Une escroquerie cryptographique très médiatisée connue sous le nom d'escroquerie de « boucherie de porcs », un terme originaire d'Asie et qui fait allusion à la méthode d'engraissement d'un porc avant l'abattage, a récemment fait la une des journaux, prenant au piège même le titan de l'industrie, Binance, dans son combat. Cependant, un juge de district américain a maintenant rejeté les allégations contre la plateforme d'échange de crypto-monnaie, jugeant que Binance n'était pas impliquée dans l'arnaque de 8 millions de dollars. Cette nouvelle intervient alors que la fréquence de ces escroqueries augmente, posant des défis importants aux forces de l’ordre du monde entier.

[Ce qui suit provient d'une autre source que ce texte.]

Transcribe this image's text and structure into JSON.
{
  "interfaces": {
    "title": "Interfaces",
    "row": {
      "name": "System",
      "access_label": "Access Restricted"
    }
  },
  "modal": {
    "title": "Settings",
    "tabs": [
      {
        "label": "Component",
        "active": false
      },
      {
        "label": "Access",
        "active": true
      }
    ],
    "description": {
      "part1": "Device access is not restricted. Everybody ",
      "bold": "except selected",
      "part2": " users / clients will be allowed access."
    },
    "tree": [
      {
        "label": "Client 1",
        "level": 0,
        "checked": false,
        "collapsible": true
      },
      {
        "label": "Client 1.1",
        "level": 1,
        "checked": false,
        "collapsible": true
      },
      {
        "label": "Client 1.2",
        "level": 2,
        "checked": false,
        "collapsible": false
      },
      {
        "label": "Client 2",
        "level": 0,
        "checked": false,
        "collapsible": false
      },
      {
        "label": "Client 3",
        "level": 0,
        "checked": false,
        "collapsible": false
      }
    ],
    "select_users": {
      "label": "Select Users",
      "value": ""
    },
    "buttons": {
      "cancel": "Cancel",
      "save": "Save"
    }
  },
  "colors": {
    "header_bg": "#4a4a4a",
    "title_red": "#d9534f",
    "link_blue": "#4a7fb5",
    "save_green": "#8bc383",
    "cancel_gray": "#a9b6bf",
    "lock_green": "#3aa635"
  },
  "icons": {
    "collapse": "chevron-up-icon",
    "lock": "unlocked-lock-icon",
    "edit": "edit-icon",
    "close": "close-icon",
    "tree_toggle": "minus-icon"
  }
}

L’anatomie d’une arnaque cryptographique de boucherie de porc

L'escroquerie au dépeçage de porcs, une forme de fraude en ligne qui cible les victimes par le biais de manipulations amoureuses et financières, est en forte hausse. Dans ces escroqueries, les fraudeurs établissent un contact via des applications de rencontres ou des SMS, établissant ainsi une relation amoureuse avec leurs victimes avant de leur présenter une opportunité d’investissement à fort profit. Divya Gadasalli, la plaignante dans cette affaire, a été la proie d'une telle arnaque, perdant plus de 8 millions de dollars.

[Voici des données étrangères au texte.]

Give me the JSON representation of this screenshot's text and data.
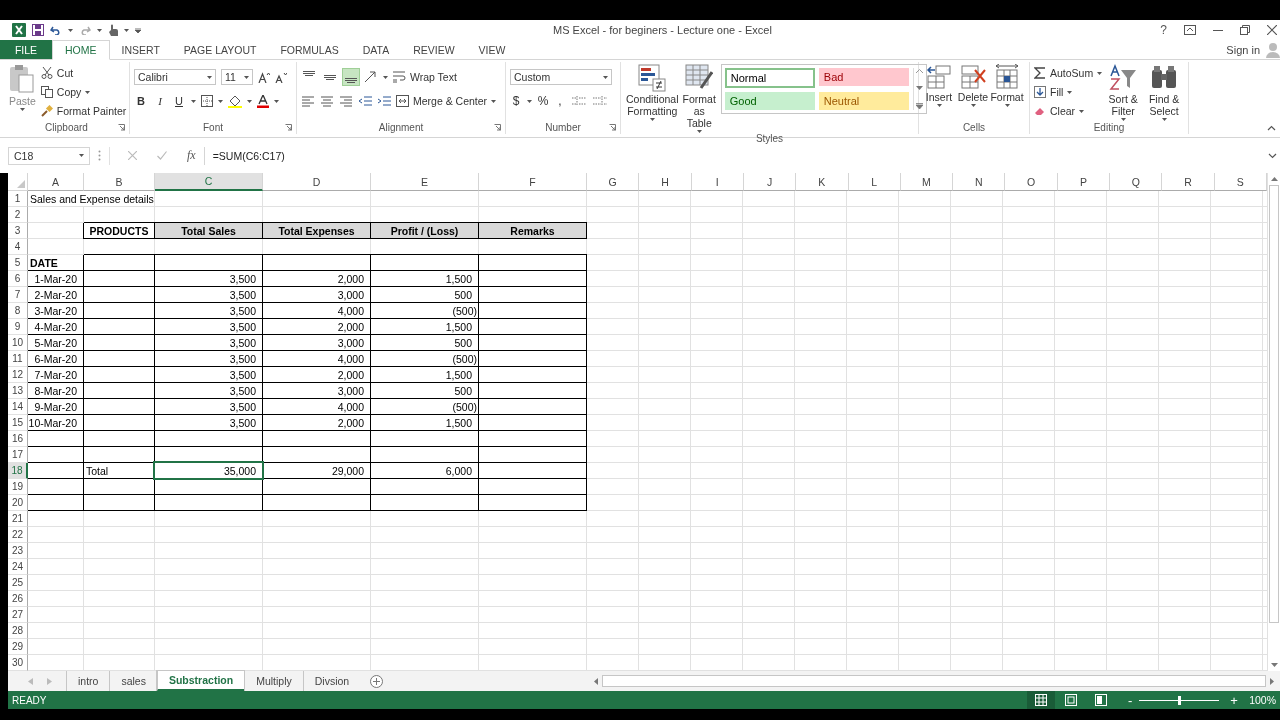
{
  "window": {
    "title": "MS Excel - for beginers - Lecture one - Excel",
    "help": "?",
    "sign_in": "Sign in"
  },
  "ribbon_tabs": [
    {
      "label": "FILE",
      "kind": "file",
      "selected": false
    },
    {
      "label": "HOME",
      "kind": "tab",
      "selected": true
    },
    {
      "label": "INSERT",
      "kind": "tab",
      "selected": false
    },
    {
      "label": "PAGE LAYOUT",
      "kind": "tab",
      "selected": false
    },
    {
      "label": "FORMULAS",
      "kind": "tab",
      "selected": false
    },
    {
      "label": "DATA",
      "kind": "tab",
      "selected": false
    },
    {
      "label": "REVIEW",
      "kind": "tab",
      "selected": false
    },
    {
      "label": "VIEW",
      "kind": "tab",
      "selected": false
    }
  ],
  "ribbon": [
    {
      "kind": "clipboard",
      "label": "Clipboard",
      "paste": "Paste",
      "cut": "Cut",
      "copy": "Copy",
      "format_painter": "Format Painter"
    },
    {
      "kind": "font",
      "label": "Font",
      "font": "Calibri",
      "size": "11",
      "styles": [
        "B",
        "I",
        "U"
      ]
    },
    {
      "kind": "alignment",
      "label": "Alignment",
      "vertical": [
        {
          "kind": "top",
          "selected": false
        },
        {
          "kind": "middle",
          "selected": false
        },
        {
          "kind": "bottom",
          "selected": true
        }
      ],
      "wrap": "Wrap Text",
      "merge": "Merge & Center"
    },
    {
      "kind": "number",
      "label": "Number",
      "format": "Custom",
      "symbols": [
        "$",
        "%",
        ","
      ]
    },
    {
      "kind": "styles",
      "label": "Styles",
      "conditional": "Conditional Formatting",
      "table": "Format as Table",
      "gallery": [
        {
          "text": "Normal",
          "kind": "normal",
          "selected": true
        },
        {
          "text": "Bad",
          "kind": "bad",
          "selected": false
        },
        {
          "text": "Good",
          "kind": "good",
          "selected": false
        },
        {
          "text": "Neutral",
          "kind": "neutral",
          "selected": false
        }
      ]
    },
    {
      "kind": "cells",
      "label": "Cells",
      "buttons": [
        {
          "text": "Insert",
          "kind": "insert"
        },
        {
          "text": "Delete",
          "kind": "delete"
        },
        {
          "text": "Format",
          "kind": "format"
        }
      ]
    },
    {
      "kind": "editing",
      "label": "Editing",
      "autosum": "AutoSum",
      "fill": "Fill",
      "clear": "Clear",
      "sort": "Sort & Filter",
      "find": "Find & Select"
    }
  ],
  "formula_bar": {
    "name_box": "C18",
    "fx": "fx",
    "formula": "=SUM(C6:C17)"
  },
  "sheet": {
    "columns": [
      {
        "label": "A",
        "selected": false
      },
      {
        "label": "B",
        "selected": false
      },
      {
        "label": "C",
        "selected": true
      },
      {
        "label": "D",
        "selected": false
      },
      {
        "label": "E",
        "selected": false
      },
      {
        "label": "F",
        "selected": false
      },
      {
        "label": "G",
        "selected": false
      },
      {
        "label": "H",
        "selected": false
      },
      {
        "label": "I",
        "selected": false
      },
      {
        "label": "J",
        "selected": false
      },
      {
        "label": "K",
        "selected": false
      },
      {
        "label": "L",
        "selected": false
      },
      {
        "label": "M",
        "selected": false
      },
      {
        "label": "N",
        "selected": false
      },
      {
        "label": "O",
        "selected": false
      },
      {
        "label": "P",
        "selected": false
      },
      {
        "label": "Q",
        "selected": false
      },
      {
        "label": "R",
        "selected": false
      },
      {
        "label": "S",
        "selected": false
      }
    ],
    "rows": [
      {
        "number": "1",
        "selected": false,
        "kind": "plain",
        "cells": [
          {
            "text": "Sales and Expense details",
            "kind": "label"
          }
        ]
      },
      {
        "number": "2",
        "selected": false,
        "kind": "plain"
      },
      {
        "number": "3",
        "selected": false,
        "kind": "header",
        "cells": [
          null,
          {
            "text": "PRODUCTS",
            "kind": "heading",
            "shaded": false
          },
          {
            "text": "Total Sales",
            "kind": "heading",
            "shaded": true
          },
          {
            "text": "Total Expenses",
            "kind": "heading",
            "shaded": true
          },
          {
            "text": "Profit / (Loss)",
            "kind": "heading",
            "shaded": true
          },
          {
            "text": "Remarks",
            "kind": "heading",
            "shaded": true
          }
        ]
      },
      {
        "number": "4",
        "selected": false,
        "kind": "plain"
      },
      {
        "number": "5",
        "selected": false,
        "kind": "boxed",
        "cells": [
          {
            "text": "DATE",
            "kind": "bold_label"
          }
        ]
      },
      {
        "number": "6",
        "selected": false,
        "kind": "boxed",
        "cells": [
          {
            "text": "1-Mar-20",
            "kind": "number"
          },
          null,
          {
            "text": "3,500",
            "kind": "number"
          },
          {
            "text": "2,000",
            "kind": "number"
          },
          {
            "text": "1,500",
            "kind": "number"
          }
        ]
      },
      {
        "number": "7",
        "selected": false,
        "kind": "boxed",
        "cells": [
          {
            "text": "2-Mar-20",
            "kind": "number"
          },
          null,
          {
            "text": "3,500",
            "kind": "number"
          },
          {
            "text": "3,000",
            "kind": "number"
          },
          {
            "text": "500",
            "kind": "number"
          }
        ]
      },
      {
        "number": "8",
        "selected": false,
        "kind": "boxed",
        "cells": [
          {
            "text": "3-Mar-20",
            "kind": "number"
          },
          null,
          {
            "text": "3,500",
            "kind": "number"
          },
          {
            "text": "4,000",
            "kind": "number"
          },
          {
            "text": "(500)",
            "kind": "negative"
          }
        ]
      },
      {
        "number": "9",
        "selected": false,
        "kind": "boxed",
        "cells": [
          {
            "text": "4-Mar-20",
            "kind": "number"
          },
          null,
          {
            "text": "3,500",
            "kind": "number"
          },
          {
            "text": "2,000",
            "kind": "number"
          },
          {
            "text": "1,500",
            "kind": "number"
          }
        ]
      },
      {
        "number": "10",
        "selected": false,
        "kind": "boxed",
        "cells": [
          {
            "text": "5-Mar-20",
            "kind": "number"
          },
          null,
          {
            "text": "3,500",
            "kind": "number"
          },
          {
            "text": "3,000",
            "kind": "number"
          },
          {
            "text": "500",
            "kind": "number"
          }
        ]
      },
      {
        "number": "11",
        "selected": false,
        "kind": "boxed",
        "cells": [
          {
            "text": "6-Mar-20",
            "kind": "number"
          },
          null,
          {
            "text": "3,500",
            "kind": "number"
          },
          {
            "text": "4,000",
            "kind": "number"
          },
          {
            "text": "(500)",
            "kind": "negative"
          }
        ]
      },
      {
        "number": "12",
        "selected": false,
        "kind": "boxed",
        "cells": [
          {
            "text": "7-Mar-20",
            "kind": "number"
          },
          null,
          {
            "text": "3,500",
            "kind": "number"
          },
          {
            "text": "2,000",
            "kind": "number"
          },
          {
            "text": "1,500",
            "kind": "number"
          }
        ]
      },
      {
        "number": "13",
        "selected": false,
        "kind": "boxed",
        "cells": [
          {
            "text": "8-Mar-20",
            "kind": "number"
          },
          null,
          {
            "text": "3,500",
            "kind": "number"
          },
          {
            "text": "3,000",
            "kind": "number"
          },
          {
            "text": "500",
            "kind": "number"
          }
        ]
      },
      {
        "number": "14",
        "selected": false,
        "kind": "boxed",
        "cells": [
          {
            "text": "9-Mar-20",
            "kind": "number"
          },
          null,
          {
            "text": "3,500",
            "kind": "number"
          },
          {
            "text": "4,000",
            "kind": "number"
          },
          {
            "text": "(500)",
            "kind": "negative"
          }
        ]
      },
      {
        "number": "15",
        "selected": false,
        "kind": "boxed",
        "cells": [
          {
            "text": "10-Mar-20",
            "kind": "number"
          },
          null,
          {
            "text": "3,500",
            "kind": "number"
          },
          {
            "text": "2,000",
            "kind": "number"
          },
          {
            "text": "1,500",
            "kind": "number"
          }
        ]
      },
      {
        "number": "16",
        "selected": false,
        "kind": "boxed"
      },
      {
        "number": "17",
        "selected": false,
        "kind": "boxed"
      },
      {
        "number": "18",
        "selected": true,
        "kind": "boxed",
        "cells": [
          null,
          {
            "text": "Total",
            "kind": "label"
          },
          {
            "text": "35,000",
            "kind": "number"
          },
          {
            "text": "29,000",
            "kind": "number"
          },
          {
            "text": "6,000",
            "kind": "number"
          }
        ]
      },
      {
        "number": "19",
        "selected": false,
        "kind": "boxed"
      },
      {
        "number": "20",
        "selected": false,
        "kind": "boxed"
      },
      {
        "number": "21",
        "selected": false,
        "kind": "plain"
      },
      {
        "number": "22",
        "selected": false,
        "kind": "plain"
      },
      {
        "number": "23",
        "selected": false,
        "kind": "plain"
      },
      {
        "number": "24",
        "selected": false,
        "kind": "plain"
      },
      {
        "number": "25",
        "selected": false,
        "kind": "plain"
      },
      {
        "number": "26",
        "selected": false,
        "kind": "plain"
      },
      {
        "number": "27",
        "selected": false,
        "kind": "plain"
      },
      {
        "number": "28",
        "selected": false,
        "kind": "plain"
      },
      {
        "number": "29",
        "selected": false,
        "kind": "plain"
      },
      {
        "number": "30",
        "selected": false,
        "kind": "plain"
      }
    ]
  },
  "sheet_tabs": [
    {
      "label": "intro",
      "selected": false
    },
    {
      "label": "sales",
      "selected": false
    },
    {
      "label": "Substraction",
      "selected": true
    },
    {
      "label": "Multiply",
      "selected": false
    },
    {
      "label": "Divsion",
      "selected": false
    }
  ],
  "status_bar": {
    "mode": "READY",
    "views": [
      {
        "kind": "normal",
        "selected": true
      },
      {
        "kind": "page_layout",
        "selected": false
      },
      {
        "kind": "page_break",
        "selected": false
      }
    ],
    "zoom_out": "-",
    "zoom": {
      "level": 0.5
    },
    "zoom_in": "+",
    "zoom_percent": "100%"
  }
}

Gadasalli a été courtisé sur le site de rencontres populaire Tinder par un individu identifié comme Jerry Bulasa. Bulasa, prétendument un investisseur prospère en cryptographie, a persuadé Gadasalli d'investir ses fonds par son intermédiaire. L’investissement total de Gadasalli en un an a dépassé les 8 millions de dollars. Lorsque Gadasalli a réalisé qu'elle ne pouvait retirer aucun fonds de son compte, elle a intenté une action en justice contre Bulasa, ses complices Dong Lian et Danyun Lin, ainsi que plusieurs entités, dont Binance et l'échange cryptographique Poloniex.

Plateformes de crypto-monnaie et juridiction

En réponse au procès, Binance a demandé le licenciement pour manque de compétence personnelle et défaut de déclaration. Gadasalli, en revanche, a affirmé que Binance était complice du stratagème en fournissant des services d'échange au fraudeur. Elle a en outre fait valoir que Binance et sa filiale américaine, Binance.US, étaient la même entité puisque les clients utilisaient souvent des réseaux privés virtuels (VPN) pour accéder aux services.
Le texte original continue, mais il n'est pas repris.